The recent Brexit vote demonstrates the power of communication and the effect of disseminating misinformation. Sending an effective, accurate message is just as important in science.
Scientists normally communicate through the publication of articles in peer-reviewed journals. But the language used in these articles is often complicated and difficult for a non-specialist to understand. As most research is funded by the taxpayers’ money or through various charities, scientists have an obligation to tell them how their money was used.
According to the latest survey by the Ipsos MORI Social Research Institute, scientists are amongst one of the most trusted professions. As a scientist, I feel that we ought to maintain the public’s trust by providing truthful findings of research in a simple language. This is the essence of effective science communication.
Science stories are frequently embellished and spun out of context in a world where it’s easier to sell science fictions rather than science facts.
Therein lies the problem for many researchers, as some mainstream media may misquote scientists or even falsify stories. There are some precautions that researchers should take to avoid this miscommunication but sometimes it’s beyond control.
Start spreading your research
Many scientists are media shy and most just focus on lab work and scientific publications. I include myself in this bracket; despite interest in science writing and science communication, I never actively disseminated my work. For scientists, research should be the main focus point. But spreading research through media coverage and science communication can also boost the career of a scientist.
A few months ago I attended the VoYS media workshop, where I learned that Mark Lorch, a biochemist from the University of Hull, had recently been awarded professorship in his respective field. His work on science communication was the tipping factor for his professorship credentials.
For many young researchers, getting involved in science communication often seems the biggest challenge. Factors including lack of confidence, not knowing how to start, or the fear of misinterpretation that could damage one’s academic integrity plays a major part. Though the positives from science communication activities mostly outweigh the negatives. And there are lots of great ways to start.
- Start your own blog.
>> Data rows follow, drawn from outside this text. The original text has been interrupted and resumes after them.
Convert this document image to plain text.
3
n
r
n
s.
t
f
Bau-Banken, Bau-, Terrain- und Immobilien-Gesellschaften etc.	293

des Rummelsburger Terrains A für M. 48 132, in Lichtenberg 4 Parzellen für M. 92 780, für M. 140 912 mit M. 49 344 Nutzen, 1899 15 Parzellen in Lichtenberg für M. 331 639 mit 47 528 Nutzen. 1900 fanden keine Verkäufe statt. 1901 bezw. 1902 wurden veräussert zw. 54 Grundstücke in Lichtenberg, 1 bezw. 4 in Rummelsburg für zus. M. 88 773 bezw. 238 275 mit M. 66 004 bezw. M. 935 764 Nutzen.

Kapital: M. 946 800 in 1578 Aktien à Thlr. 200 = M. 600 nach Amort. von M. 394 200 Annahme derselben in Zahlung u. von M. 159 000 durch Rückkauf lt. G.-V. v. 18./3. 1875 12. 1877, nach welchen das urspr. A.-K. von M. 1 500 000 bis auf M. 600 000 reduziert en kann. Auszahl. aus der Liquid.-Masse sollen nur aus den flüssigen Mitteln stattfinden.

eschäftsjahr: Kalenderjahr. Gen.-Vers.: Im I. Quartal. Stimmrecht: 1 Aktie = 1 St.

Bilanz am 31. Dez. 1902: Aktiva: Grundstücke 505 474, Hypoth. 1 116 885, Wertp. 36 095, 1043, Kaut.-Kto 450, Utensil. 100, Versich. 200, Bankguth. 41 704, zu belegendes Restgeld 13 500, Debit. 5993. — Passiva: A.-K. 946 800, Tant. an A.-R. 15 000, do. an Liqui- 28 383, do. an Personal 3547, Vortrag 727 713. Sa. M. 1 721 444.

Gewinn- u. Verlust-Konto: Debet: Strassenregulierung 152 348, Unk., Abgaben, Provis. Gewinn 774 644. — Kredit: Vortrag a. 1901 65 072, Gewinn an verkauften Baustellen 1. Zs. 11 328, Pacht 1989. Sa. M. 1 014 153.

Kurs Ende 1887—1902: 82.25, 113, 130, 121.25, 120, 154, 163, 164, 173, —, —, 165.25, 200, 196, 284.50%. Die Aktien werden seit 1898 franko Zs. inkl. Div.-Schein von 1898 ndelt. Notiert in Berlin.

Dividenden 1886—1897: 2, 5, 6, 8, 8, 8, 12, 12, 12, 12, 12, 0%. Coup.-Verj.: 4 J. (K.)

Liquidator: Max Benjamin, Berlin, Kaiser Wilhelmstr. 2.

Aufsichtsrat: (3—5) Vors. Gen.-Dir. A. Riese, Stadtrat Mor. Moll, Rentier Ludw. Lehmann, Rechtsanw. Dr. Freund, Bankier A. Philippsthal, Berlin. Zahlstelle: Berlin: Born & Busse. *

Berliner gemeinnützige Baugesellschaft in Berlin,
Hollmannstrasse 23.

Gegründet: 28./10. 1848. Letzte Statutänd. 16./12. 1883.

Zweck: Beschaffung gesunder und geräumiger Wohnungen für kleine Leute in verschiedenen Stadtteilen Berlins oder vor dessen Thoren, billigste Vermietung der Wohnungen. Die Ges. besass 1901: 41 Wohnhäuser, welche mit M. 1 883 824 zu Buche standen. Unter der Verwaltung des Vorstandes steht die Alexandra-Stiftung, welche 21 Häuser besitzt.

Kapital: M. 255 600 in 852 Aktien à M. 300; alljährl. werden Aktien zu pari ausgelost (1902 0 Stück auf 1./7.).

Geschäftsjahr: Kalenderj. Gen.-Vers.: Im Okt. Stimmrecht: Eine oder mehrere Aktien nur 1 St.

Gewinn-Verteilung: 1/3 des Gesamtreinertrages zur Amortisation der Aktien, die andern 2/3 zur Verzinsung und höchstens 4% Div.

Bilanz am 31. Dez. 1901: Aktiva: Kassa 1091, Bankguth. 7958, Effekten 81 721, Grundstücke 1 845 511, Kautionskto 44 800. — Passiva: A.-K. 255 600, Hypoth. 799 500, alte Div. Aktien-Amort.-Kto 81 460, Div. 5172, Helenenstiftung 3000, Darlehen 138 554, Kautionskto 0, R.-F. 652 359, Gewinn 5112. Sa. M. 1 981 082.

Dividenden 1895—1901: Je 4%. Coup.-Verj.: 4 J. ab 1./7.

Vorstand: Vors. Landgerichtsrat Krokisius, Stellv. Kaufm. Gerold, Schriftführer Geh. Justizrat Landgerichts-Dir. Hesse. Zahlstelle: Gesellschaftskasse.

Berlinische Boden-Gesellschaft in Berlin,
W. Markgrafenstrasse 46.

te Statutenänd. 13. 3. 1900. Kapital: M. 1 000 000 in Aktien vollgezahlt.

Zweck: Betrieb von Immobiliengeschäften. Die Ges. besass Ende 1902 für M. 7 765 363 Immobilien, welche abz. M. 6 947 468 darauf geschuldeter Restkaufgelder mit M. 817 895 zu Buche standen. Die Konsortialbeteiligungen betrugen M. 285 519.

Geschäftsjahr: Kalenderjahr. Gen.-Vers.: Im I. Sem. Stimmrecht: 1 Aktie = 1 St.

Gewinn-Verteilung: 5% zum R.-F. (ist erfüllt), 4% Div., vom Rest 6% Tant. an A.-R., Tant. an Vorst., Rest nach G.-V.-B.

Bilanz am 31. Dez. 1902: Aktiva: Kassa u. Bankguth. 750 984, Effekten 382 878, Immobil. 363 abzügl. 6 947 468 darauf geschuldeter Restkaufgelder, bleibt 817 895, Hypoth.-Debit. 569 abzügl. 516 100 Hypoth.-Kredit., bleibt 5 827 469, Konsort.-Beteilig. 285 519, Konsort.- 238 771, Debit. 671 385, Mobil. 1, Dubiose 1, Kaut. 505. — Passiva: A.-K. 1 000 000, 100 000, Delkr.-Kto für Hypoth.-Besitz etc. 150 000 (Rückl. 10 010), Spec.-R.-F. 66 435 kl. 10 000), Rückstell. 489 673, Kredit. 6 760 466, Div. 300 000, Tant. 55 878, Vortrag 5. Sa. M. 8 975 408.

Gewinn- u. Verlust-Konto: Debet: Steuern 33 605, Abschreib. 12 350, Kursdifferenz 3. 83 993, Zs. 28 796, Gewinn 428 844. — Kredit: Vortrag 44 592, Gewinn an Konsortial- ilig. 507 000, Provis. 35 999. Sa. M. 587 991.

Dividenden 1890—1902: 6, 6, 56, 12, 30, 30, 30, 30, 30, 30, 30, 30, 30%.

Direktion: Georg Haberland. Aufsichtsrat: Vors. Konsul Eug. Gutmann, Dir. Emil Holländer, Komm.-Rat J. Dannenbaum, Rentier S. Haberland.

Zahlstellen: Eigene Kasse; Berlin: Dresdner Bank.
Many web domains provide a free page on word press format – a great platform to start blogging.
- Contact your University Press Office. It’s a great way to get your research out to the general media when publishing.
- Get in touch with your local radio or newspapers. They’re always looking to cover local stories and certainly would welcome friendly local experts.
- Join the Conversation. It’s a great way to get your name out there. I recently wrote an article for the Conversation, which has been picked up by a few media platforms such as the BBC science focus and IFLScience.
- Get on Twitter. These days you can find the latest news on any topic very quickly, and likewise spread messages rapidly through the social media, especially Twitter and Facebook. In fact, most communication jobs require you to use social media in a professional context.
Avoiding inaccurate media coverage
It’s important that young scientists know of the pitfalls of dealing with the media. Some people are concerned about giving a recorded interview fearing that the content may be edited before release. There are additional complications with live interviews it may go on a tangent and side-track argument may catch one off guard to say something regretful.
I’ve been advised by experts that these pitfalls may be prevented by writing 2-3 main points that you would like to be delivered through the media. It helps you to remember your message clearly when under pressure. And, these points can be repeated if you have to – a tactic used by politicians all the time. It’s not ideal but it could avoid horrific misinterpretation of your message and keep the interview within the topic.
If it comes to a point when you don’t know the answer to the question then it’s wise to acknowledge that. So, just knowing when to say “I don’t know” is sometimes is effective communication.